Adoptive transfer of SIRT^oebone marrow cells contributes to cholestatic disease progression after BDL. (A) Western blot analysis showing that bone marrow–derived cells from SIRT^oe have increased SIRT1 expression when compared with cells obtained from WT mice. (B) Fluorescence-activated cell sorting analysis of bone marrow cells isolated from WT (CD45.2) showing cell engraftment in recipient PEPC mice (CD45.1). (C) Serum levels of liver injury markers and (D) hematoxylin and eosin staining of liver sections from PEPC-Boy mice receiving bone marrow cells from WT or SIRT^oe mice analyzed at 7 days after BDL show increased liver injury in SIRT^oe/PEPC mice.
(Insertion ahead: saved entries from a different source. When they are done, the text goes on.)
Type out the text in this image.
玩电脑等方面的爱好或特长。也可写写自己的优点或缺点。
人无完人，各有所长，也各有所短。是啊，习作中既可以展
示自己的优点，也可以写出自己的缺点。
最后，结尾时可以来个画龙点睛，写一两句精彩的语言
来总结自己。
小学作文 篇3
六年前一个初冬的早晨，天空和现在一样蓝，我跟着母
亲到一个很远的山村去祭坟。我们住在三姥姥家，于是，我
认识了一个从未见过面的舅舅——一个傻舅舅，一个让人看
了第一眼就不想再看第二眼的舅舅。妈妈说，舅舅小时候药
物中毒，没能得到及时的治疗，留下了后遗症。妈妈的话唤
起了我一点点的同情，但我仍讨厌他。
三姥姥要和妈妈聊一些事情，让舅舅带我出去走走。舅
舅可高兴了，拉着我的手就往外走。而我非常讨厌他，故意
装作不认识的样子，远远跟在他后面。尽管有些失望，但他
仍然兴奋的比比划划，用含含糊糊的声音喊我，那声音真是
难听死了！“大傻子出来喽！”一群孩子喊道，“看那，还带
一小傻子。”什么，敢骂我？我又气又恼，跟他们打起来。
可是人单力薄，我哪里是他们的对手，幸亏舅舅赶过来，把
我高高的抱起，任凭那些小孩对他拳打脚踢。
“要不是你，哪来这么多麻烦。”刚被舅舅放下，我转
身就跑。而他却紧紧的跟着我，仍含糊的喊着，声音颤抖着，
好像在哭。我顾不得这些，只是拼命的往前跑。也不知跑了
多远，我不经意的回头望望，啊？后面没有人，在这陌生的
Western blot analysis of whole liver lysates showing increased (E) caspase-1 cleavage and (F) IL-1β cleaved protein expression in SIRT^oe/PEPC mice 7 days after BDL. (G) Immunohistochemistry using an anti-CK19 antibody in paraffin-embedded liver sections showing enhanced ductular reaction in SIRT^oe/PEPC mice compared with WT/PEPC mice. (H) Liver fibrosis was assessed by Sirius Red staining and (I) α-smooth muscle actin immunofluorescence on liver sections from transplanted mice 7 days after BDL. Images at (D) ×4 and (G–I) ×10 are representative of n = 4–5 animals/treatment group. Values are mean ± SEM. ∗P < .05, ∗∗P < .01, ∗∗∗ P < .001 [WT/PEPC vs SIRToe/PEPC]).